Forex chief warns of ""hot money"" inflow in name of foreign investment
11/3/2005 11:23
China's foreign exchange chief Guo Shuqing on Friday told local governments
not to lure foreign investment "haphazardly", in a rare, stern warning against
the inflow of speculative funds, or "hot money" in the name of
investment. Regulators have been playing down the amount and impact of "hot
money" over the past year, but Guo, director of the State Administration of
Foreign Exchange (SAFE), said the country might see "no end of trouble for the
future" unless local governments are acutely aware of risk mitigation in soaking
in foreign funds. "China pays great attention to speculative funds," Guo said
in an interview with Xinhua on the sidelines of the annual session of the
National Committee of the Chinese People's Political Consultative Conference,
China's top advisory body. "Foreign exchange administration departments and
other macro- economic departments are investigating the issue and will punish
illegal activities severely." Foreign exchange reserve added as much as
US$206.7 billion last year alone. Guo said the overall inflow of capital is
"normal and legal" and reflects the "market scenario", but there are also some
"worrisome" problems. "Fake foreign investment" was actually used to purchase
renminbi-denominated assets and commercial housing on speculative purpose, he
noted. The SAFE has found some overseas people bought dozens of, even more
than 100 apartments in China's coastal cities -- "obviously not for their own
residing purpose", he said. The "hot money" pushed housing prices to a very
high level, making the cities look "prosperous", but does no good to investment
climate as it leads to higher living and business costs. Typically, this
means great risks for local financial institutions, enterprises and even
individuals. When the real estate bubble bursts, they will suffer from huge
losses, Guo explained. "Hot money" also sneaked into China under capital
accounts or based on no real trade, Guo pointed out. He emphasized that every
locality or foreign-funded enterprise in the country is obliged to abide by
foreign exchange administration rules. "Capital inflow is an important part
of China's overseas economy. We hope relevant sides join hands with us to
restrain speculative capital." Outstanding foreign debts surged 18 percent
year-on-year to 228. US$6 billion by the end of last year. Typically, the ratio
of short-term debts -- which should be serviced within one year -- to the total
reached 45.6 percent, beyond the internationally accepted safety line of 40
percent. Guo said the country's foreign exchange reserve -- hitting 609. US$9
billion at the end of 2004, second only to Japan -- is quite enough to pay the
debts.
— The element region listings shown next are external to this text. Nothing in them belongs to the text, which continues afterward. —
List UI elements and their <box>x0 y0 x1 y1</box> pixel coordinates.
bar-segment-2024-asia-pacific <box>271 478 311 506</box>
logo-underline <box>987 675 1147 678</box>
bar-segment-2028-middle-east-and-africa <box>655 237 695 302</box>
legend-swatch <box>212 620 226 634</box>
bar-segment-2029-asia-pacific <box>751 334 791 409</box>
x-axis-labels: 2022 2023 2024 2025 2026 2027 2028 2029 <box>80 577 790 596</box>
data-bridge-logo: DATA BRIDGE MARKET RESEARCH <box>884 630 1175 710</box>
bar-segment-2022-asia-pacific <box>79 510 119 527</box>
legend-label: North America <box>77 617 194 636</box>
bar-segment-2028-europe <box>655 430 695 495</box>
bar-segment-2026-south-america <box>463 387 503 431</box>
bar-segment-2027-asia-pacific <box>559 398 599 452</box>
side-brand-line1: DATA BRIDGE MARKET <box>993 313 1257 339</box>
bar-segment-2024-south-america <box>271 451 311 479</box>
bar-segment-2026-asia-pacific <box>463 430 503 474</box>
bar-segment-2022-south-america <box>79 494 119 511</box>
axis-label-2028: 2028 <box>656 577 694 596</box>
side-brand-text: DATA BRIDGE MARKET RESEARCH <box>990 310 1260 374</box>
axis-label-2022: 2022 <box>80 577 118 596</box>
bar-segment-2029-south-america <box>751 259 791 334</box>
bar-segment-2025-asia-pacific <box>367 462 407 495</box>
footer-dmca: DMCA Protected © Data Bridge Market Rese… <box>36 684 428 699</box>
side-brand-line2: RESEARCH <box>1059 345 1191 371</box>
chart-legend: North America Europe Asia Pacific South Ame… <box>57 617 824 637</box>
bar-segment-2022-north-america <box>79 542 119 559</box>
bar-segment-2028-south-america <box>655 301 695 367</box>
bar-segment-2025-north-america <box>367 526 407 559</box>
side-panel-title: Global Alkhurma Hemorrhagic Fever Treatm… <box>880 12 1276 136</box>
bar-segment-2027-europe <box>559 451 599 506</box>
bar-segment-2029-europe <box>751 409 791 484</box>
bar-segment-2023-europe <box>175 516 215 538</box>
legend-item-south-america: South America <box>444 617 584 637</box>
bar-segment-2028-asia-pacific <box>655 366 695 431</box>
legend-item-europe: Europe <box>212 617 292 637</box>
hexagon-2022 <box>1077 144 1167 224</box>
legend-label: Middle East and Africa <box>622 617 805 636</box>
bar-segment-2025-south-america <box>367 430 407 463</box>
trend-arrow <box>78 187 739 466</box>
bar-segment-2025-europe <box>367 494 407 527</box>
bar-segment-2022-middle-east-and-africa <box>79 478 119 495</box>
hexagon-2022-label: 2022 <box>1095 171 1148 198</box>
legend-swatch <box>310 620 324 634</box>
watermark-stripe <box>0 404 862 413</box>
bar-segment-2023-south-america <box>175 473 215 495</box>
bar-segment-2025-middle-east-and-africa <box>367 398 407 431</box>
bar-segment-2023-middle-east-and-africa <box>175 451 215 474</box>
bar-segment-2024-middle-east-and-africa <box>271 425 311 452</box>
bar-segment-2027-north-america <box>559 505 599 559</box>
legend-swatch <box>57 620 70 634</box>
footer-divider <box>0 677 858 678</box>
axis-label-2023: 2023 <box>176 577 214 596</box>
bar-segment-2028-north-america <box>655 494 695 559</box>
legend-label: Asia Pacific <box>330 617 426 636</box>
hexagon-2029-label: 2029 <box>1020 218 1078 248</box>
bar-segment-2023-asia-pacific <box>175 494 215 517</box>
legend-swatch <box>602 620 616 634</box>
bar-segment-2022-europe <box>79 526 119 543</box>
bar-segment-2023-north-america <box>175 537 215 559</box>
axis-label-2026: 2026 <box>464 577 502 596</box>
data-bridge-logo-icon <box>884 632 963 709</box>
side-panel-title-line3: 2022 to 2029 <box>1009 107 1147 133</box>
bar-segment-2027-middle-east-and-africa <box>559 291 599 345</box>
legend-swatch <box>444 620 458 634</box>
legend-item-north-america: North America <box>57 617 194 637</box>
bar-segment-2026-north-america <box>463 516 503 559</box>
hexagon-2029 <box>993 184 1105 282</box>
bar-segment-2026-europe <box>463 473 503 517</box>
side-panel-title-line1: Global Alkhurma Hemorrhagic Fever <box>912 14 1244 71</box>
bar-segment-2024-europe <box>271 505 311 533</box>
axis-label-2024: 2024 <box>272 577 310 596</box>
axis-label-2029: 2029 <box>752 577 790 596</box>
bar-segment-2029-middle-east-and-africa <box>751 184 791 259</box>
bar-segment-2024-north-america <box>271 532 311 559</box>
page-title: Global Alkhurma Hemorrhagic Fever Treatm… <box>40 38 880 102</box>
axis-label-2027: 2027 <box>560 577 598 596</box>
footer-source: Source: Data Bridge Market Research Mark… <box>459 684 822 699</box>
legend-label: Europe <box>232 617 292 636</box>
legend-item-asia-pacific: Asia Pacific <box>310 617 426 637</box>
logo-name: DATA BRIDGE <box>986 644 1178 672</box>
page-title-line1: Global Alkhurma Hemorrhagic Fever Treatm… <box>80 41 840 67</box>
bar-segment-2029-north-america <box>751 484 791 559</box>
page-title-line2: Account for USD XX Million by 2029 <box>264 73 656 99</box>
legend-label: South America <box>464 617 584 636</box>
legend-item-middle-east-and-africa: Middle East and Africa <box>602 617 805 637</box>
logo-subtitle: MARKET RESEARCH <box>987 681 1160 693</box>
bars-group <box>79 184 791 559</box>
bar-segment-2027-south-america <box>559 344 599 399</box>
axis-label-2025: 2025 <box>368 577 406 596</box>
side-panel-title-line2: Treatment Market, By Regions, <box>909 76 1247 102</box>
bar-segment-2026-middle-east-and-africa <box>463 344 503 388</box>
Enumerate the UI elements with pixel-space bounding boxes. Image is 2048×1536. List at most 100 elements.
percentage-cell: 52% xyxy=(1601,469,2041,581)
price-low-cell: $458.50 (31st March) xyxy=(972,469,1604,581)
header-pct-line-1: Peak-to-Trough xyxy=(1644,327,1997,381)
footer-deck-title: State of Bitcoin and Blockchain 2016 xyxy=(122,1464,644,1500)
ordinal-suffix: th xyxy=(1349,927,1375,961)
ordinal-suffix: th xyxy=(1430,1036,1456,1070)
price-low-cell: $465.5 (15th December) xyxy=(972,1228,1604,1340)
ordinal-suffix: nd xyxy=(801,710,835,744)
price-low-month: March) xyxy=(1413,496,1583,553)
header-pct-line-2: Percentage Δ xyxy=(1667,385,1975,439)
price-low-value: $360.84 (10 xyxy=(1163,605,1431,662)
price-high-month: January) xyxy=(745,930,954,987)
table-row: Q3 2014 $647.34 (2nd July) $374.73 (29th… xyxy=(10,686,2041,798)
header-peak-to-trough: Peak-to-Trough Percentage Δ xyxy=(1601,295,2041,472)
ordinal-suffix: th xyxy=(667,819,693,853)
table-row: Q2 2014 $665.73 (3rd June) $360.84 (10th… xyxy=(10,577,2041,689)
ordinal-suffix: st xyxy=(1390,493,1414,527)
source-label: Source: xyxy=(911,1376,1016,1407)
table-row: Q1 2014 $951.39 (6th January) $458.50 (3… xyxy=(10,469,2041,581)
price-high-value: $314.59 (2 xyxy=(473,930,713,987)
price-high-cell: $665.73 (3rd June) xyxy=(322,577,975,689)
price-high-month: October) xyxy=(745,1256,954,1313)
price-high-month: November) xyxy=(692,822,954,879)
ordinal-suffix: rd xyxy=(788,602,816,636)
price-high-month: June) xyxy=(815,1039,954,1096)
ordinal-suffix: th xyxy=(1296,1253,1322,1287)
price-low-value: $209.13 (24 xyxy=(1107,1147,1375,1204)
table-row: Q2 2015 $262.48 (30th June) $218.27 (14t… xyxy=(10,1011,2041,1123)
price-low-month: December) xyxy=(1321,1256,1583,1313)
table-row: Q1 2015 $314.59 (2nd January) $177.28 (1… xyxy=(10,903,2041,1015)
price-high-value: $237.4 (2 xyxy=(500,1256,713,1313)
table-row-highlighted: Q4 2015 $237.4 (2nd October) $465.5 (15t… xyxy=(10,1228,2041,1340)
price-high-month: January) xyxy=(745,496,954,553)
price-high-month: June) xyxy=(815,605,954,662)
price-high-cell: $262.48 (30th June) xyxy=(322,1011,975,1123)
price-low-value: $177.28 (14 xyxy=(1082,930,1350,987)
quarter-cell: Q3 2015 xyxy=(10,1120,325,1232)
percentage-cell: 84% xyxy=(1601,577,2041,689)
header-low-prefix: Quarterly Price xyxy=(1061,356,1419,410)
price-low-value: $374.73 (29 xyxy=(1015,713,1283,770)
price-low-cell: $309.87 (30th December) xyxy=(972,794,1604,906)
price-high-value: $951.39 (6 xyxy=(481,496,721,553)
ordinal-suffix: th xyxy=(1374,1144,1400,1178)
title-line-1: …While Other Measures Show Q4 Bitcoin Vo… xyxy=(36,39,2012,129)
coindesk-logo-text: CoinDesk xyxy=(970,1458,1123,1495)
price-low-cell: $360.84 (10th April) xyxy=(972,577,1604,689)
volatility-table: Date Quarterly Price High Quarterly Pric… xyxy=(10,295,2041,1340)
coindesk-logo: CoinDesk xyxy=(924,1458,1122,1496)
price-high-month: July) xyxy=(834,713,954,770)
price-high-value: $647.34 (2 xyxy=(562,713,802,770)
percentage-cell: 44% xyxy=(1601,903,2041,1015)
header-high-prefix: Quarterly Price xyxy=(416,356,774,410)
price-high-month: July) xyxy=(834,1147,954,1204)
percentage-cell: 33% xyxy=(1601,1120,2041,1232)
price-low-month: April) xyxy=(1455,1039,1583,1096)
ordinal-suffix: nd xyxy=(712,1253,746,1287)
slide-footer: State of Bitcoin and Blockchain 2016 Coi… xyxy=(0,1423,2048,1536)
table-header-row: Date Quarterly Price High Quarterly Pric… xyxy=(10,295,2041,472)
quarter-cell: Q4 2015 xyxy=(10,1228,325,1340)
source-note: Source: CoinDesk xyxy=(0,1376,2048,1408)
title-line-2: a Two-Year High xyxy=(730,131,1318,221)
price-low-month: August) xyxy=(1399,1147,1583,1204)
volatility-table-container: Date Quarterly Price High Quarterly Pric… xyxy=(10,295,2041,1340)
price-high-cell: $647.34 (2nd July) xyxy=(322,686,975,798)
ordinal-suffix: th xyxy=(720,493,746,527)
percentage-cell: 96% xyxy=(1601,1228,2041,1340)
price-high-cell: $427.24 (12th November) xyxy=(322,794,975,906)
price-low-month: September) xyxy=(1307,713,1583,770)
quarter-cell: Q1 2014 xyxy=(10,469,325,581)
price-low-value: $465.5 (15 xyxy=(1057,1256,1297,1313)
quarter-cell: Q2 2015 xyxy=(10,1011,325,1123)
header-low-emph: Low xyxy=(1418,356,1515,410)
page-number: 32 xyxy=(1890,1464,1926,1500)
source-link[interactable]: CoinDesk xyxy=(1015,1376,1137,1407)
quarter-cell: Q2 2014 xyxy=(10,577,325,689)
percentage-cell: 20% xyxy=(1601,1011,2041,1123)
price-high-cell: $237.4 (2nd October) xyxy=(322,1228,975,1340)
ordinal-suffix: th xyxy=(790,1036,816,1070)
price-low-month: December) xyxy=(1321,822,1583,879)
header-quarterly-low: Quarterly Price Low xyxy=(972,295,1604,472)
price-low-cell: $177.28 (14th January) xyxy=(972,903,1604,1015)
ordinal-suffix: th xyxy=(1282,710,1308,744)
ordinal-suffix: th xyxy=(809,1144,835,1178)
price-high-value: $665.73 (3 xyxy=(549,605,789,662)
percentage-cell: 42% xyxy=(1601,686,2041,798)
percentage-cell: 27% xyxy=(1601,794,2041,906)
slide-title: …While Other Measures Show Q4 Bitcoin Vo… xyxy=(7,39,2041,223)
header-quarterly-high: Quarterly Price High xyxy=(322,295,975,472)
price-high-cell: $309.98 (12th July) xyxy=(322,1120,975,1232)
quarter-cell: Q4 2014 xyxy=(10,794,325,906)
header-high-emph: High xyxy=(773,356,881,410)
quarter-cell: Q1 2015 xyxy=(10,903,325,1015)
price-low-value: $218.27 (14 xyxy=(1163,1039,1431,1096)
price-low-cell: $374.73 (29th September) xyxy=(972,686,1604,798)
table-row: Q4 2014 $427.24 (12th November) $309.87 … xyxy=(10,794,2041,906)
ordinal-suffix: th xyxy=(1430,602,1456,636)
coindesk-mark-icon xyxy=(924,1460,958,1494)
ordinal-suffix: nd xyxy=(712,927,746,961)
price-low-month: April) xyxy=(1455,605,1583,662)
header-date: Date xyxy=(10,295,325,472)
But for a single firm, its debts in foreign currency may snowball to an
amount that engenders " systematic risks". He revealed that newly-added
foreign exchange reserve last year include US$60.6 billion in foreign direct
investment, US$32 billion in trade surplus as calculated by the customs, US$30
billion from foreign exchange clearing under the account of imports and exports
by enterprises, US$35 billion in foreign debts, more than US$ten billion in
service trade surplus, US$30 billion in individual asset transfer and earnings
being brought about and more than US$10 billion in securities investment, among
others. Mountains of foreign exchange reserve has long been an excuse used by
some countries, especially the United States, to demand appreciation of the
yuan, which now floats against the US dollar within a narrow band. Premier
Wen Jiabao reiterated in his government work report Saturday that China,
however, will keep the yuan "basically stable " at a rational equilibrium, while
vowing to ameliorate the exchange rate determination mechanism.